Things that can cause you to make too much urine include:
- Calcium channel blockers. These medications open your blood vessels and can lead to your body making more urine.
- Diuretics. These medications help you move water and salts out of your body.
- Lithium. This medication for bipolar disorder can damage your kidneys.
- SSRIs. This group of drugs is used to treat depression but can prevent your body from making ADH.
- Tetracycline. Demeclocycline, a form of this antibiotic, can affect ADH production.
Diagnosing Polyuria
Your doctor looks at many things to diagnose polyuria.
- Symptoms. They’ll ask about the amount of fluid your body makes and how thirsty you are.
- History. Your doctor will ask you when your symptoms started and check on any medical treatments that could cause it, like getting fluids, tube feeding, a urinary blockage, surgery, stroke, or head trauma.

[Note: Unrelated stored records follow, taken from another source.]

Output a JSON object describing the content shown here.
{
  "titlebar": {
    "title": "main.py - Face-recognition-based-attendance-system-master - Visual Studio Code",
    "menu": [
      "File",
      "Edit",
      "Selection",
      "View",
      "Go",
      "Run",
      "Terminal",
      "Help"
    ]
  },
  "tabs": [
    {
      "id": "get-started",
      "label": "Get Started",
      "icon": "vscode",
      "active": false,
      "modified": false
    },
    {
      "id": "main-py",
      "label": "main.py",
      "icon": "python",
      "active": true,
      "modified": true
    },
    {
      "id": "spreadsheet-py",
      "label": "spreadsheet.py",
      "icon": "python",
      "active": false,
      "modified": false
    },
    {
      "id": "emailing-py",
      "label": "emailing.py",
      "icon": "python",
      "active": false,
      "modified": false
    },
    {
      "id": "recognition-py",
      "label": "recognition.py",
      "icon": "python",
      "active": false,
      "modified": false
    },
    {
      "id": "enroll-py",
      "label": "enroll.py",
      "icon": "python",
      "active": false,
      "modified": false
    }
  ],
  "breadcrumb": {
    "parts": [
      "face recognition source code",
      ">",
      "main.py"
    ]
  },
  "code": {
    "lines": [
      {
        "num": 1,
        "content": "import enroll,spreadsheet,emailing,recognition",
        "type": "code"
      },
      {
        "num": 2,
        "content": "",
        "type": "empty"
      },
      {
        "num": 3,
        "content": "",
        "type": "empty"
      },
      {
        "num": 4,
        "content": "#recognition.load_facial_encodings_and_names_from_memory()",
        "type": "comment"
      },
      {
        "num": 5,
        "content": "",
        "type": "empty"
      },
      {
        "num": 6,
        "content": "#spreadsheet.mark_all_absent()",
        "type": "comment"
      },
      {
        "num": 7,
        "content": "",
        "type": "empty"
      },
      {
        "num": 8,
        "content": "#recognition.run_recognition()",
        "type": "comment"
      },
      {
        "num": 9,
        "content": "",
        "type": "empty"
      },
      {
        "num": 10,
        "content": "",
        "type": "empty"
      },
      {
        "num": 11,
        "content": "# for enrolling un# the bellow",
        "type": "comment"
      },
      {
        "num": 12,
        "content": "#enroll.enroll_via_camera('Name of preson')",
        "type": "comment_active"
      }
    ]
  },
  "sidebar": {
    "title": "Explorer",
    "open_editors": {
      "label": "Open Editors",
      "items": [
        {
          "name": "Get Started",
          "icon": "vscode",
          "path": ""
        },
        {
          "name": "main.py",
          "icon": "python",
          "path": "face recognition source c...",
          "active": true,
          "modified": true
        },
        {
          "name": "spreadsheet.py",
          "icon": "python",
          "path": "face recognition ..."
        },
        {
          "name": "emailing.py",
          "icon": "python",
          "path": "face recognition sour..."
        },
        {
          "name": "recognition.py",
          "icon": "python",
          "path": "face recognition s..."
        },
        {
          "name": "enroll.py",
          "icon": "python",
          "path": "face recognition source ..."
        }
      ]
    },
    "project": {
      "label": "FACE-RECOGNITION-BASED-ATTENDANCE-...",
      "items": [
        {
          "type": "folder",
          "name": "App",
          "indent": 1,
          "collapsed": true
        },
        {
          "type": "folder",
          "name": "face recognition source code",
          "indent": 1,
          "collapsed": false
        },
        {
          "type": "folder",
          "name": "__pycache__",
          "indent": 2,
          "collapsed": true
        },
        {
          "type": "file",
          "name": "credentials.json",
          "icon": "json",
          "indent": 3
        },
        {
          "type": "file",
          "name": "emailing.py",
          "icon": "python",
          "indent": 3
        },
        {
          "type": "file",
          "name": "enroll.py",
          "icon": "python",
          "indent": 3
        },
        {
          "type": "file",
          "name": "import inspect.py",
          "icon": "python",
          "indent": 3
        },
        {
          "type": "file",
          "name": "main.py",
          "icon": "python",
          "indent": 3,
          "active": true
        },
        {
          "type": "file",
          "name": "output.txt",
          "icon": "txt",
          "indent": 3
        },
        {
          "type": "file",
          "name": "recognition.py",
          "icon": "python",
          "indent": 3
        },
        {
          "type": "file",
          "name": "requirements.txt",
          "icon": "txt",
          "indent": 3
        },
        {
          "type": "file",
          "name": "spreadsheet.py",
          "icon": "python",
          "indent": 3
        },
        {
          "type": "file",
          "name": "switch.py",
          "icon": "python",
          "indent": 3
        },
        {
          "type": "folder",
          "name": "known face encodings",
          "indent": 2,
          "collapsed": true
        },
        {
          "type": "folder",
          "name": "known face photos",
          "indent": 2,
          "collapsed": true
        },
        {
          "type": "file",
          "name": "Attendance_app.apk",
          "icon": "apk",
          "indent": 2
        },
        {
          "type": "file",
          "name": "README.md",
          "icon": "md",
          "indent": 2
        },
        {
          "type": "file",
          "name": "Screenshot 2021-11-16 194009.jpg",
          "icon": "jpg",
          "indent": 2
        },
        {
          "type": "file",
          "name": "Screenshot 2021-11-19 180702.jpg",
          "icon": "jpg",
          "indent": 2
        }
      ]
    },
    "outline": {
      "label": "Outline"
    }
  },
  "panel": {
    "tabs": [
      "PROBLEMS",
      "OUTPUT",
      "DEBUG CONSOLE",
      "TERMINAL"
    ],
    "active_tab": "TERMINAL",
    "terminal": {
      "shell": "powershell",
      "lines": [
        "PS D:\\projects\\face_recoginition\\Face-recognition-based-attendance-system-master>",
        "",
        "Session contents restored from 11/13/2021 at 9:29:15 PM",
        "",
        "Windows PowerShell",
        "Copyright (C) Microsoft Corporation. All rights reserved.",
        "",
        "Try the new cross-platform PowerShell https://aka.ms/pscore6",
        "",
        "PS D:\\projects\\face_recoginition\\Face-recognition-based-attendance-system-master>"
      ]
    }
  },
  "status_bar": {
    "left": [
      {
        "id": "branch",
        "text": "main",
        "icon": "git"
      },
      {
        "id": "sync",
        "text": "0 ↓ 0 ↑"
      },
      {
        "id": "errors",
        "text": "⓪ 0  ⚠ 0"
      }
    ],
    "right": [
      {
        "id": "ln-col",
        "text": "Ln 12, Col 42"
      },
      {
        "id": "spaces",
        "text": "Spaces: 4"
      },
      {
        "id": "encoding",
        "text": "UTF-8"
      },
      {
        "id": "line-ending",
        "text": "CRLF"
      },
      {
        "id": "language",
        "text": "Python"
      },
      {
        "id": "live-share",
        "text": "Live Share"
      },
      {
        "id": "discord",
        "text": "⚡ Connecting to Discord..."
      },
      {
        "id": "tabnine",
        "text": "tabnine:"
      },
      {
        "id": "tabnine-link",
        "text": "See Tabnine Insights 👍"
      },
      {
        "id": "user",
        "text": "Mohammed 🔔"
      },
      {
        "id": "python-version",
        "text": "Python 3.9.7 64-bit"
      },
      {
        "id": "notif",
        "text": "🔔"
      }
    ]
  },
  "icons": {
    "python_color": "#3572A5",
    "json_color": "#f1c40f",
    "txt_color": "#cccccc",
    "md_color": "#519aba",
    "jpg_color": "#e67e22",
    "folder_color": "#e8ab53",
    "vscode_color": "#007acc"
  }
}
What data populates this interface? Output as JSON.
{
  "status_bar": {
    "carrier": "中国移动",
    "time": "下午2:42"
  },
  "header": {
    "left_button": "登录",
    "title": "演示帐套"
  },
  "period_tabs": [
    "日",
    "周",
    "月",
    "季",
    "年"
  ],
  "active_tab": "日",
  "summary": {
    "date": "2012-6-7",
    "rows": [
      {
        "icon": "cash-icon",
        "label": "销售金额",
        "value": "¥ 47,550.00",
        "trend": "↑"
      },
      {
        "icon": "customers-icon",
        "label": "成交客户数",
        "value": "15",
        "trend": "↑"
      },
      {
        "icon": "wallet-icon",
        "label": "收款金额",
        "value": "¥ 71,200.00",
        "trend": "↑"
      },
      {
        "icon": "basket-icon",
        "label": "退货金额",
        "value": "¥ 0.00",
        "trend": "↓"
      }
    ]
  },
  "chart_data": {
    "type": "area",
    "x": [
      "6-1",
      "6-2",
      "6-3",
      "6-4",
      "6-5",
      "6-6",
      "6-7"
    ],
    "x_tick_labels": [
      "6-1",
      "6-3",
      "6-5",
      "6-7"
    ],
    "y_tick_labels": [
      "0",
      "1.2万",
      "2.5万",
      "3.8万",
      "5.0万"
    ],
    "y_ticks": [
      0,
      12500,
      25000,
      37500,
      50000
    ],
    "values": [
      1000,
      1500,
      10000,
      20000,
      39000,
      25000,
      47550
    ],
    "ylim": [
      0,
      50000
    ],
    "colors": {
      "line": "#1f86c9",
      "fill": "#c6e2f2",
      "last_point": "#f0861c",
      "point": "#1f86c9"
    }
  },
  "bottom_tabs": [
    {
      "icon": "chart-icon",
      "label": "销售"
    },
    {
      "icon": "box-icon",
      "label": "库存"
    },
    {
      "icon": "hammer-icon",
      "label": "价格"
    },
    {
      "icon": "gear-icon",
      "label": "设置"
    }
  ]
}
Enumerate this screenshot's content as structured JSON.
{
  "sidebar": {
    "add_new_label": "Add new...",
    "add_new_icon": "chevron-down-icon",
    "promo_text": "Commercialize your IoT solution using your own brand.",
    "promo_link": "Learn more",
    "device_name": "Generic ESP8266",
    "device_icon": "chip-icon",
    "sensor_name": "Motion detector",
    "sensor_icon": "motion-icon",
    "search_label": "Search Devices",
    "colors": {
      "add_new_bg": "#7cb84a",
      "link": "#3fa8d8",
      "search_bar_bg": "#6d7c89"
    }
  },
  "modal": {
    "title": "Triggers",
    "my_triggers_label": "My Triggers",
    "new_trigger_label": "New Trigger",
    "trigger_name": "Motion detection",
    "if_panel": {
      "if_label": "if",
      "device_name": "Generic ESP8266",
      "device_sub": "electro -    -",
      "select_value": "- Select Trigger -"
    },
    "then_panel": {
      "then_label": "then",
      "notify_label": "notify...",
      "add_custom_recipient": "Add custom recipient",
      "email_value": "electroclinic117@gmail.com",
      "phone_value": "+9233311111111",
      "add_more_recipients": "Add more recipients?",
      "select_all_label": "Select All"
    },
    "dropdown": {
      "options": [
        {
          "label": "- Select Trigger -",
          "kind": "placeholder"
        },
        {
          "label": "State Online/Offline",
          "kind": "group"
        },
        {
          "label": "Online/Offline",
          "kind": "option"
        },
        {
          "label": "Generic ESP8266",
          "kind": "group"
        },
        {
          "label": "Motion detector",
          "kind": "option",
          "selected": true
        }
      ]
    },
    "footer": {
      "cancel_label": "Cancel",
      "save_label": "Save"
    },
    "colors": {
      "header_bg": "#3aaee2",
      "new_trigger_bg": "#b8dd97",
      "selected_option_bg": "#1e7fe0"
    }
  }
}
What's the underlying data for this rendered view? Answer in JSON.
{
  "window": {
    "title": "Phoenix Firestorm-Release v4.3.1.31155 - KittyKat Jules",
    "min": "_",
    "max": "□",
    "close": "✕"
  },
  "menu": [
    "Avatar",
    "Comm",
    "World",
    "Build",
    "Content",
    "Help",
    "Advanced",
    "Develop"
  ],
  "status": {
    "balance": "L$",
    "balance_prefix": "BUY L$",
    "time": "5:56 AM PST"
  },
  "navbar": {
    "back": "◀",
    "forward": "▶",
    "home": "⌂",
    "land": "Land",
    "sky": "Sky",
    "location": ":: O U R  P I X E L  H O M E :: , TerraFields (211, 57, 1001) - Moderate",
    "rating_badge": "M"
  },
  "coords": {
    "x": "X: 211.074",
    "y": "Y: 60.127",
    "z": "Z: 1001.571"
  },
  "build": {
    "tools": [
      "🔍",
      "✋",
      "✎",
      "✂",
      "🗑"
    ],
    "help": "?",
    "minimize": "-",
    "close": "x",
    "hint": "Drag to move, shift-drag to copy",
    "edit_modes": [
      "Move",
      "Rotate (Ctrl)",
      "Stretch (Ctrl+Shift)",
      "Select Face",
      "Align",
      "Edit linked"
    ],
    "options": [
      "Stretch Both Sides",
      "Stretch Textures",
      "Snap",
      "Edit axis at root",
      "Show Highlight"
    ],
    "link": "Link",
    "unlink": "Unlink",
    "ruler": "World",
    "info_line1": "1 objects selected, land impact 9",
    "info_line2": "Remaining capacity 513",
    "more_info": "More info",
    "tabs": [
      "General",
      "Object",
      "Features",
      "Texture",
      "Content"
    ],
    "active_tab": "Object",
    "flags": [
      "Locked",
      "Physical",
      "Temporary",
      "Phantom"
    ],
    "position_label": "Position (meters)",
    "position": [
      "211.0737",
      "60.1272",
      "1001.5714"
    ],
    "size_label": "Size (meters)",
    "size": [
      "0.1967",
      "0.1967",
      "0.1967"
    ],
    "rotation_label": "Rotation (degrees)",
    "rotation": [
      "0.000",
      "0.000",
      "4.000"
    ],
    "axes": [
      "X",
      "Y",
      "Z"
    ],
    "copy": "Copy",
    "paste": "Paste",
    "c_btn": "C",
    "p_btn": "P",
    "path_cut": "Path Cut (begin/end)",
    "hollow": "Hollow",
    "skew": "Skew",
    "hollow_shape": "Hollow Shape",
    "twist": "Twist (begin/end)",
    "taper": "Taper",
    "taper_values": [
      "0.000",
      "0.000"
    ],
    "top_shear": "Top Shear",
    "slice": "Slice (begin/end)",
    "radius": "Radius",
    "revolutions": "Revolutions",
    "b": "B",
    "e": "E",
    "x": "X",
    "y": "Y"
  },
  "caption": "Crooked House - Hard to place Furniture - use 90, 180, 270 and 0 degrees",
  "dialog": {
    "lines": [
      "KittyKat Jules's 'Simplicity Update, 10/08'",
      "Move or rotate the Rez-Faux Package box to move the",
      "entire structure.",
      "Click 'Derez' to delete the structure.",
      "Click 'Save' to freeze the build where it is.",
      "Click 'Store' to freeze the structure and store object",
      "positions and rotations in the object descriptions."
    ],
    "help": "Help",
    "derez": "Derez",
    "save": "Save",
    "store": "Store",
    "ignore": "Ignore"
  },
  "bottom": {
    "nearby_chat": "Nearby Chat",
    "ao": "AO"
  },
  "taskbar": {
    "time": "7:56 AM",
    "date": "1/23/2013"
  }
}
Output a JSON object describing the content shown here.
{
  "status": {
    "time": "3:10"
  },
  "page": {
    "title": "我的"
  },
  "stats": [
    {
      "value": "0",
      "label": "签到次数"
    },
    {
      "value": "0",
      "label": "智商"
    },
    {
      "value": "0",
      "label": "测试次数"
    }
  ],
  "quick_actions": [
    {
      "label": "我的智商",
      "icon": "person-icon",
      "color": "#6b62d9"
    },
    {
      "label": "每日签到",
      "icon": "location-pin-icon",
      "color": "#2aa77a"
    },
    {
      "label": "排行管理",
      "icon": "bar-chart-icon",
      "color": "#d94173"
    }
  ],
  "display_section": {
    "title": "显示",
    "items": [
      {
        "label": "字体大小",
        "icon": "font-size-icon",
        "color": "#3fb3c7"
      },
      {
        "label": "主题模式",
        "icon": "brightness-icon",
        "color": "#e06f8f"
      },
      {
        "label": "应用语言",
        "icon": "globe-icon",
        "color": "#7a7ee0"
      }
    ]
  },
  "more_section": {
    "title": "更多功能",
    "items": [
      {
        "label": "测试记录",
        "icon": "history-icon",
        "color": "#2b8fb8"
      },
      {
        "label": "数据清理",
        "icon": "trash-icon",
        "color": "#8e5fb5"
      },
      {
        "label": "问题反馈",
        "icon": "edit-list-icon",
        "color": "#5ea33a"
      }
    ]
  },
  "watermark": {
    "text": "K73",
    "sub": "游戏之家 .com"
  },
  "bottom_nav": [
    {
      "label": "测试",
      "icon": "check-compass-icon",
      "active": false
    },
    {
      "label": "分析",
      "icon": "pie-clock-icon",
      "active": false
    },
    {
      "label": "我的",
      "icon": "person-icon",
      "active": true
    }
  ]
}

- Physical exam. They’ll check for signs that you might have diabetes as well as other mental and physical conditions linked to polyuria. And they’ll look for swelling in your hands, feet, or belly. They’ll look for things that can cause diabetes insipidus, like cancer, Sjogren’s syndrome, antidepressants, and hypercalcemia.
- Urine test. Your doctor might use an 8, 12- or 24-hour test: You’ll get a special container and you’ll pee into it over a 24-hour period and take it back. When the 24 hours are up, go once more, add that urine, and note the time. Keep it cool until you can return it. The test looks for the same things as a random test, but gathering urine over a longer period gives the doctor a better idea of what’s in it.
A water deprivation test can help decide how well your kidneys work when ADH is in your system. You’ll have no fluids either for 8 hours or until you’ve lost 5% of your body weight. Your weight and urine concentration will be tested at regular intervals.
- Blood tests. These will check for electrolytes, calcium, and sodium.
- Glucose test. Your doctor will check your blood sugar to see if you have diabetes.
- Pituitary function test. This gland makes ADH. If something is wrong with it, your production could be off.
Polyuria Treatment
How you stop polyuria depends on what’s causing it. For example, if you have diabetes that isn’t under control, you may need to make changes to your treatments. If a medicine you take is the cause, talk to your doctor about switching to another drug or changing your dose.
At home, cut back on how much fluid you drink, especially those that have alcohol and caffeine.